US 12,463,876 B2
Utilizing monitoring service exploration to improve service incident mitigation and localization
Myriam Titon, Jerusalem (IL); Adir Hudayfi, Eilat (IL); and Zakie Mashiah, Qiryat Ono (IL)
Assigned to Microsoft Technology Licensing, LLC, Redmond, WA (US)
Filed by Microsoft Technology Licensing, LLC, Redmond, WA (US)
Filed on Feb. 14, 2023, as Appl. No. 18/169,009.
Prior Publication US 2024/0275699 A1, Aug. 15, 2024
Int. Cl. H04L 41/5074 (2022.01); G06F 16/35 (2019.01); H04L 41/069 (2022.01)

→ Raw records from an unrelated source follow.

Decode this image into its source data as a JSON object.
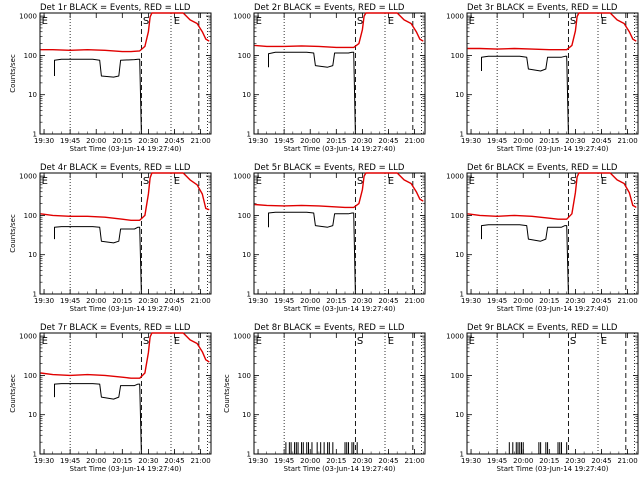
{
  "figure": {
    "xlabel": "Start Time (03-Jun-14 19:27:40)",
    "ylabel": "Counts/sec",
    "x_tick_labels": [
      "19:30",
      "19:45",
      "20:00",
      "20:15",
      "20:30",
      "20:45",
      "21:00"
    ],
    "y_tick_labels": [
      "1",
      "10",
      "100",
      "1000"
    ],
    "colors": {
      "events": "#000000",
      "lld": "#e00000"
    }
  },
  "chart_data": [
    {
      "type": "line",
      "title": "Det 1r BLACK = Events, RED = LLD",
      "xlim": [
        "19:27:40",
        "21:06:00"
      ],
      "ylim": [
        1,
        1200
      ],
      "yscale": "log",
      "flags": [
        "E",
        "S",
        "E"
      ],
      "series": [
        {
          "name": "Events",
          "x": [
            "19:36",
            "19:36",
            "19:40",
            "19:50",
            "19:58",
            "20:02",
            "20:03",
            "20:10",
            "20:13",
            "20:14",
            "20:22",
            "20:24",
            "20:25",
            "20:26",
            "20:27"
          ],
          "values": [
            30,
            75,
            80,
            80,
            80,
            75,
            30,
            28,
            30,
            75,
            78,
            80,
            80,
            1,
            1
          ]
        },
        {
          "name": "LLD",
          "x": [
            "19:28",
            "19:35",
            "19:45",
            "19:55",
            "20:05",
            "20:15",
            "20:20",
            "20:25",
            "20:28",
            "20:30",
            "20:31",
            "20:32",
            "20:33",
            "20:40",
            "20:46",
            "20:50",
            "20:54",
            "20:58",
            "21:01",
            "21:03",
            "21:05"
          ],
          "values": [
            140,
            140,
            135,
            140,
            135,
            125,
            125,
            130,
            170,
            400,
            950,
            1300,
            1300,
            1300,
            1300,
            1250,
            800,
            650,
            400,
            260,
            230
          ]
        }
      ]
    },
    {
      "type": "line",
      "title": "Det 2r BLACK = Events, RED = LLD",
      "xlim": [
        "19:27:40",
        "21:06:00"
      ],
      "ylim": [
        1,
        1200
      ],
      "yscale": "log",
      "flags": [
        "E",
        "S",
        "E"
      ],
      "series": [
        {
          "name": "Events",
          "x": [
            "19:36",
            "19:36",
            "19:40",
            "19:50",
            "19:58",
            "20:02",
            "20:03",
            "20:10",
            "20:13",
            "20:14",
            "20:22",
            "20:24",
            "20:25",
            "20:26",
            "20:27"
          ],
          "values": [
            50,
            110,
            120,
            120,
            120,
            115,
            55,
            50,
            55,
            115,
            115,
            120,
            120,
            1,
            1
          ]
        },
        {
          "name": "LLD",
          "x": [
            "19:28",
            "19:35",
            "19:45",
            "19:55",
            "20:05",
            "20:15",
            "20:20",
            "20:25",
            "20:28",
            "20:30",
            "20:31",
            "20:32",
            "20:33",
            "20:40",
            "20:46",
            "20:50",
            "20:54",
            "20:58",
            "21:01",
            "21:03",
            "21:05"
          ],
          "values": [
            180,
            170,
            170,
            175,
            170,
            160,
            160,
            160,
            200,
            450,
            1000,
            1300,
            1300,
            1300,
            1300,
            1250,
            800,
            650,
            400,
            260,
            230
          ]
        }
      ]
    },
    {
      "type": "line",
      "title": "Det 3r BLACK = Events, RED = LLD",
      "xlim": [
        "19:27:40",
        "21:06:00"
      ],
      "ylim": [
        1,
        1200
      ],
      "yscale": "log",
      "flags": [
        "E",
        "S",
        "E"
      ],
      "series": [
        {
          "name": "Events",
          "x": [
            "19:36",
            "19:36",
            "19:40",
            "19:50",
            "19:58",
            "20:02",
            "20:03",
            "20:10",
            "20:13",
            "20:14",
            "20:22",
            "20:24",
            "20:25",
            "20:26",
            "20:27"
          ],
          "values": [
            40,
            90,
            95,
            95,
            95,
            90,
            45,
            40,
            45,
            90,
            90,
            95,
            95,
            1,
            1
          ]
        },
        {
          "name": "LLD",
          "x": [
            "19:28",
            "19:35",
            "19:45",
            "19:55",
            "20:05",
            "20:15",
            "20:20",
            "20:25",
            "20:28",
            "20:30",
            "20:31",
            "20:32",
            "20:33",
            "20:40",
            "20:46",
            "20:50",
            "20:54",
            "20:58",
            "21:01",
            "21:03",
            "21:05"
          ],
          "values": [
            150,
            150,
            145,
            150,
            145,
            140,
            140,
            140,
            180,
            420,
            980,
            1300,
            1300,
            1300,
            1300,
            1250,
            800,
            650,
            400,
            260,
            230
          ]
        }
      ]
    },
    {
      "type": "line",
      "title": "Det 4r BLACK = Events, RED = LLD",
      "xlim": [
        "19:27:40",
        "21:06:00"
      ],
      "ylim": [
        1,
        1200
      ],
      "yscale": "log",
      "flags": [
        "E",
        "S",
        "E"
      ],
      "series": [
        {
          "name": "Events",
          "x": [
            "19:36",
            "19:36",
            "19:40",
            "19:50",
            "19:58",
            "20:02",
            "20:03",
            "20:10",
            "20:13",
            "20:14",
            "20:22",
            "20:24",
            "20:25",
            "20:26",
            "20:27"
          ],
          "values": [
            25,
            50,
            52,
            52,
            52,
            50,
            22,
            20,
            22,
            45,
            45,
            50,
            50,
            1,
            1
          ]
        },
        {
          "name": "LLD",
          "x": [
            "19:28",
            "19:35",
            "19:45",
            "19:55",
            "20:05",
            "20:15",
            "20:20",
            "20:25",
            "20:28",
            "20:30",
            "20:31",
            "20:32",
            "20:33",
            "20:40",
            "20:46",
            "20:50",
            "20:54",
            "20:58",
            "21:01",
            "21:03",
            "21:05"
          ],
          "values": [
            110,
            100,
            95,
            95,
            90,
            80,
            75,
            75,
            100,
            350,
            900,
            1300,
            1300,
            1300,
            1300,
            1250,
            800,
            600,
            350,
            150,
            140
          ]
        }
      ]
    },
    {
      "type": "line",
      "title": "Det 5r BLACK = Events, RED = LLD",
      "xlim": [
        "19:27:40",
        "21:06:00"
      ],
      "ylim": [
        1,
        1200
      ],
      "yscale": "log",
      "flags": [
        "E",
        "S",
        "E"
      ],
      "series": [
        {
          "name": "Events",
          "x": [
            "19:36",
            "19:36",
            "19:40",
            "19:50",
            "19:58",
            "20:02",
            "20:03",
            "20:10",
            "20:13",
            "20:14",
            "20:22",
            "20:24",
            "20:25",
            "20:26",
            "20:27"
          ],
          "values": [
            50,
            115,
            120,
            120,
            120,
            115,
            55,
            50,
            55,
            110,
            110,
            115,
            115,
            1,
            1
          ]
        },
        {
          "name": "LLD",
          "x": [
            "19:28",
            "19:35",
            "19:45",
            "19:55",
            "20:05",
            "20:15",
            "20:20",
            "20:25",
            "20:28",
            "20:30",
            "20:31",
            "20:32",
            "20:33",
            "20:40",
            "20:46",
            "20:50",
            "20:54",
            "20:58",
            "21:01",
            "21:03",
            "21:05"
          ],
          "values": [
            190,
            180,
            175,
            180,
            175,
            165,
            160,
            160,
            200,
            450,
            1000,
            1300,
            1300,
            1300,
            1300,
            1250,
            800,
            650,
            400,
            260,
            230
          ]
        }
      ]
    },
    {
      "type": "line",
      "title": "Det 6r BLACK = Events, RED = LLD",
      "xlim": [
        "19:27:40",
        "21:06:00"
      ],
      "ylim": [
        1,
        1200
      ],
      "yscale": "log",
      "flags": [
        "E",
        "S",
        "E"
      ],
      "series": [
        {
          "name": "Events",
          "x": [
            "19:36",
            "19:36",
            "19:40",
            "19:50",
            "19:58",
            "20:02",
            "20:03",
            "20:10",
            "20:13",
            "20:14",
            "20:22",
            "20:24",
            "20:25",
            "20:26",
            "20:27"
          ],
          "values": [
            25,
            55,
            58,
            58,
            58,
            55,
            25,
            22,
            25,
            50,
            50,
            55,
            55,
            1,
            1
          ]
        },
        {
          "name": "LLD",
          "x": [
            "19:28",
            "19:35",
            "19:45",
            "19:55",
            "20:05",
            "20:15",
            "20:20",
            "20:25",
            "20:28",
            "20:30",
            "20:31",
            "20:32",
            "20:33",
            "20:40",
            "20:46",
            "20:50",
            "20:54",
            "20:58",
            "21:01",
            "21:03",
            "21:05"
          ],
          "values": [
            110,
            100,
            95,
            100,
            95,
            85,
            80,
            80,
            110,
            380,
            950,
            1300,
            1300,
            1300,
            1300,
            1250,
            800,
            650,
            380,
            180,
            160
          ]
        }
      ]
    },
    {
      "type": "line",
      "title": "Det 7r BLACK = Events, RED = LLD",
      "xlim": [
        "19:27:40",
        "21:06:00"
      ],
      "ylim": [
        1,
        1200
      ],
      "yscale": "log",
      "flags": [
        "E",
        "S",
        "E"
      ],
      "series": [
        {
          "name": "Events",
          "x": [
            "19:36",
            "19:36",
            "19:40",
            "19:50",
            "19:58",
            "20:02",
            "20:03",
            "20:10",
            "20:13",
            "20:14",
            "20:22",
            "20:24",
            "20:25",
            "20:26",
            "20:27"
          ],
          "values": [
            28,
            60,
            62,
            62,
            62,
            60,
            28,
            25,
            28,
            55,
            55,
            60,
            60,
            1,
            1
          ]
        },
        {
          "name": "LLD",
          "x": [
            "19:28",
            "19:35",
            "19:45",
            "19:55",
            "20:05",
            "20:15",
            "20:20",
            "20:25",
            "20:28",
            "20:30",
            "20:31",
            "20:32",
            "20:33",
            "20:40",
            "20:46",
            "20:50",
            "20:54",
            "20:58",
            "21:01",
            "21:03",
            "21:05"
          ],
          "values": [
            115,
            105,
            100,
            105,
            100,
            90,
            85,
            85,
            115,
            380,
            950,
            1300,
            1300,
            1300,
            1300,
            1250,
            800,
            650,
            400,
            250,
            220
          ]
        }
      ]
    },
    {
      "type": "line",
      "title": "Det 8r BLACK = Events, RED = LLD",
      "xlim": [
        "19:27:40",
        "21:06:00"
      ],
      "ylim": [
        1,
        1200
      ],
      "yscale": "log",
      "flags": [
        "E",
        "S",
        "E"
      ],
      "series": [
        {
          "name": "Events",
          "spikes": [
            "19:46",
            "19:48",
            "19:49",
            "19:51",
            "19:52",
            "19:53",
            "19:55",
            "19:56",
            "19:58",
            "19:59",
            "20:01",
            "20:04",
            "20:06",
            "20:08",
            "20:10",
            "20:11",
            "20:13",
            "20:20",
            "20:21",
            "20:22",
            "20:24",
            "20:25",
            "20:27"
          ],
          "spike_value": 2
        }
      ]
    },
    {
      "type": "line",
      "title": "Det 9r BLACK = Events, RED = LLD",
      "xlim": [
        "19:27:40",
        "21:06:00"
      ],
      "ylim": [
        1,
        1200
      ],
      "yscale": "log",
      "flags": [
        "E",
        "S",
        "E"
      ],
      "series": [
        {
          "name": "Events",
          "spikes": [
            "19:52",
            "19:54",
            "19:56",
            "19:57",
            "19:58",
            "19:59",
            "20:00",
            "20:09",
            "20:10",
            "20:13",
            "20:14",
            "20:20",
            "20:21",
            "20:22",
            "20:25"
          ],
          "spike_value": 2
        }
      ]
    }
  ]
}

CPC H04L 41/5074 (2013.01) [G06F 16/35 (2019.01); H04L 41/069 (2013.01)] 17 Claims
OG exemplary drawing
 
1. A computer-implemented method for mitigating an outage on a cloud computing system, comprising:
identifying an outage ticket for an outage that corresponds to a user-impacting incident within the cloud computing system;
grouping a set of monitoring incident tickets by monitoring service identifiers, the set of monitoring incident tickets occurring within a target time window of the outage ticket;
determining an initial group service incident score for a plurality of monitoring incident tickets within a given monitoring service identifier group associated with a given monitoring service identifier, the initial group service incident score being based on elapsed times between each of the plurality of monitoring incident tickets and corresponding consecutive monitoring incident tickets of the given monitoring service identifier, wherein each monitoring incident ticket of the plurality of monitoring incident tickets shares the initial group service incident score;
for each monitoring incident ticket of the plurality of monitoring incident tickets, generating a service incident score for the given monitoring incident ticket by weighting the initial group service incident score of the given monitoring incident ticket based on a set of monitoring service factors;
generating a ranked list of relevant monitoring incident tickets based on the service incident scores of the plurality of monitoring incident tickets;
generating tokenized text from the outage ticket and from monitoring incident tickets from the ranked list of relevant monitoring incident tickets;
correlating the tokenized text from the outage ticket and from the monitoring incident tickets from the ranked list of relevant monitoring incident tickets with text or metadata of a set of relevant mitigation teams to generate a list of corresponding relevant mitigation teams for the outage ticket;
ranking the corresponding relevant mitigation teams in the list of corresponding relevant mitigation teams based on correlation strengths; and
providing the outage ticket and one or more monitoring incident tickets on the ranked list of relevant monitoring incident tickets to a top-ranked mitigation team from the list of corresponding relevant mitigation teams, wherein the top-ranked mitigation team uses information from the outage ticket and the one or more monitoring incident tickets on the ranked list of relevant monitoring incident tickets to identify and resolve the outage.